Cabarrus

Teachers get first-hand look at research campus

Two A.L. Brown High School science teachers got a summer's worth of hands-on experience at the North Carolina Research Campus, knowledge they can't wait to share.

April Baucom and Nikki Wolcott hope to inspire more of their students to careers in science with all they learned working in state-of-the art labs at the campus in downtown Kannapolis.

Dole Food owner David Murdock opened the $1.5 billion biotechnology complex in October 2008 with a goal to make it the world's "epicenter" of nutrition and disease research. Dole is the world's largest producer and marketer of fresh fruit and vegetables

Universities with a research presence on the campus include N.C. State, Duke, UNC Chapel Hill, UNC Charlotte, N.C. Central, N.C. A&T State and UNC Greensboro.

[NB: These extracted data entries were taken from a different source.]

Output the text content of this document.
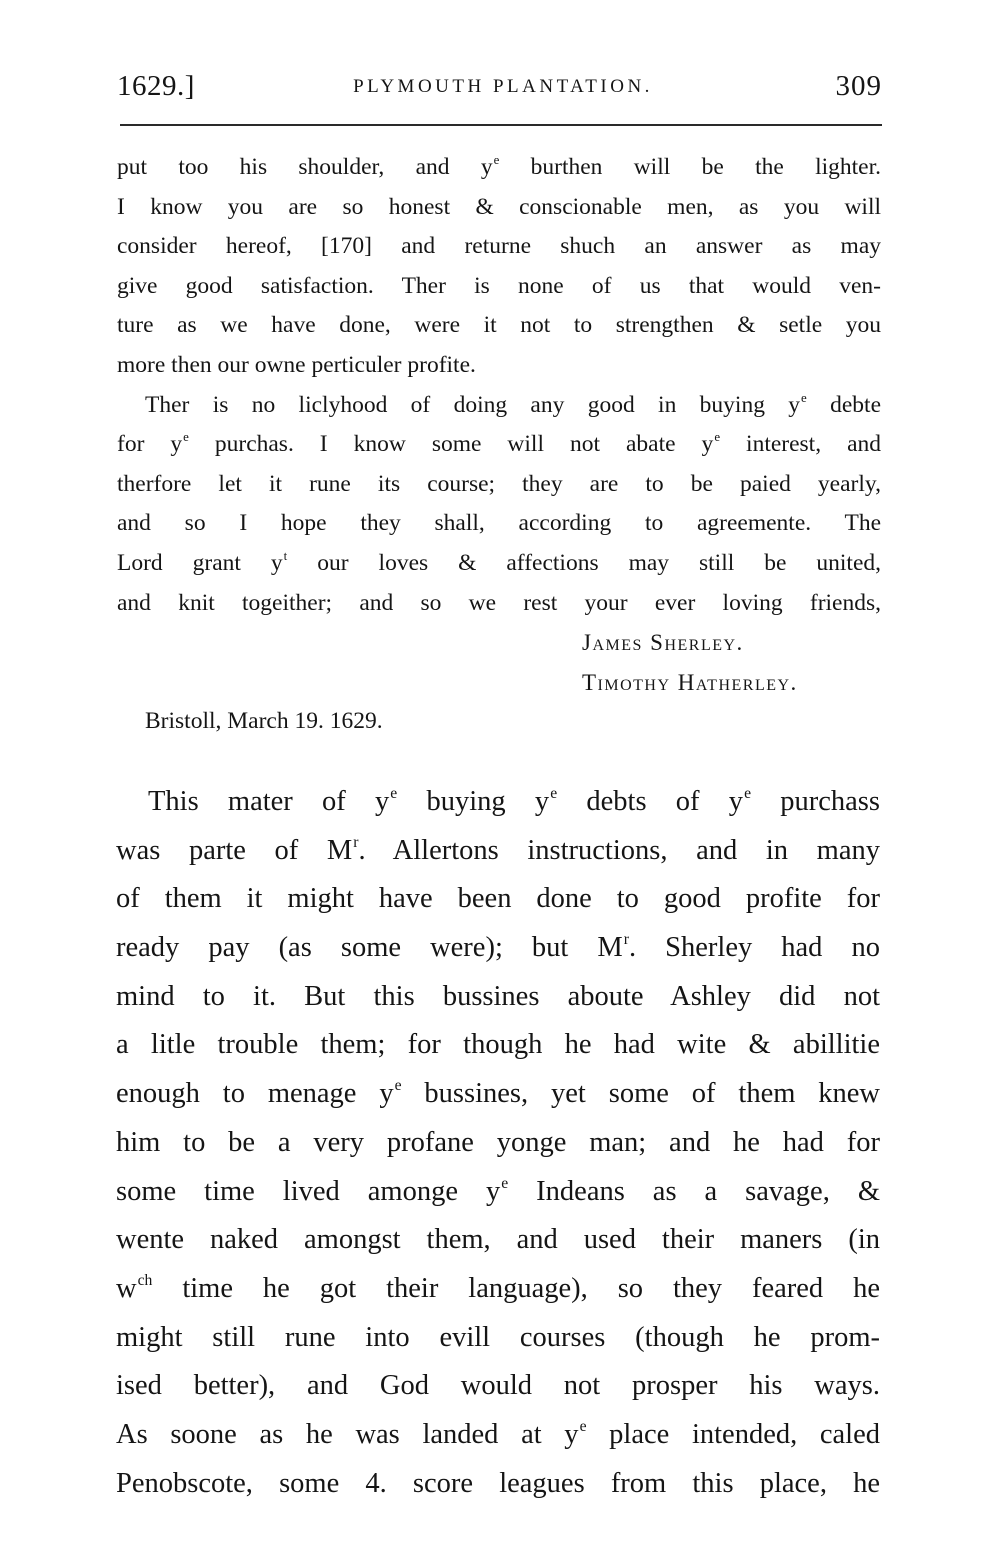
1629.]	PLYMOUTH PLANTATION.	309
put too his shoulder, and $y^e$ burthen will be the lighter.
I know you are so honest & conscionable men, as you will
consider hereof, [170] and returne shuch an answer as may
give good satisfaction. Ther is none of us that would ven-
ture as we have done, were it not to strengthen & setle you
more then our owne perticuler profite.
Ther is no liclyhood of doing any good in buying $y^e$ debte
for $y^e$ purchas. I know some will not abate $y^e$ interest, and
therfore let it rune its course; they are to be paied yearly,
and so I hope they shall, according to agreemente. The
Lord grant $y^t$ our loves & affections may still be united,
and knit togeither; and so we rest your ever loving friends,
James Sherley.
Timothy Hatherley.
Bristoll, March 19. 1629.
This mater of $y^e$ buying $y^e$ debts of $y^e$ purchass
was parte of $M^r$. Allertons instructions, and in many
of them it might have been done to good profite for
ready pay (as some were); but $M^r$. Sherley had no
mind to it. But this bussines aboute Ashley did not
a litle trouble them; for though he had wite & abillitie
enough to menage $y^e$ bussines, yet some of them knew
him to be a very profane yonge man; and he had for
some time lived amonge $y^e$ Indeans as a savage, &
wente naked amongst them, and used their maners (in
$w^{ch}$ time he got their language), so they feared he
might still rune into evill courses (though he prom-
ised better), and God would not prosper his ways.
As soone as he was landed at $y^e$ place intended, caled
Penobscote, some 4. score leagues from this place, he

Monsanto Co., the world's leading provider of biotech crops, announced earlier this year that it signed a long-term lease at the campus to accelerate research into improving the taste and nutrition of fruits and vegetables.

Baucom and Wolcott were the first high school teachers to work full-time on research projects at the campus. They worked in its labs since June with Penelope Perkins-Veazie, a researcher with N.C. State University's Plants for Human Health Institute.

The teachers assisted her with a study seeking to identify lycopene content in watermelons. Lycopene is a red pigment also found in tomatoes and other red fruits and vegetables. It's been studied as a possible fighter against certain cancers.

Baucom and Wolcott's campus-related work also brought them to the N.C. Department of Agriculture's Piedmont Research Station in Salisbury.

They did everything from pick and pack blackberries and raspberries to measure the color and firmness of fruit, using high-tech equipment I watched in action in a campus lab last week.

Using the equipment helped hone their lab skills, they said. And now they can make such research more real to their students, they said.

They also hope to show their students that such scientific fields are accessible to them. Both have taught at A.L. Brown for 10 years.

Wolcott, 32, grew up in Fulton, N.Y., 10 miles south of Lake Ontario. She is an earth and environmental science teacher.

Baucom, 48, is a 1980 graduate of South Rowan High School. She teaches honors and AP biology.

They inquired about summer opportunities after one of Baucom's students, Ashlyn Doby, interned there. Ashlyn will attend N.C. State this fall and major in biology.

The Plants for Human Health Institute at the campus also welcomed 16 interns this summer, in addition to an internship program with South Rowan High that has been in place since 2009.

Perkins-Veazie and others on the campus are also members of the Kannapolis City Schools strategic planning committee, which earlier this year developed the 2015 Strategic Plan, strategic goals that will guide the school system over the next five years.

"We're just happy to make this all relevant to our students, and what better way than to have done it ourselves," Wolcott said.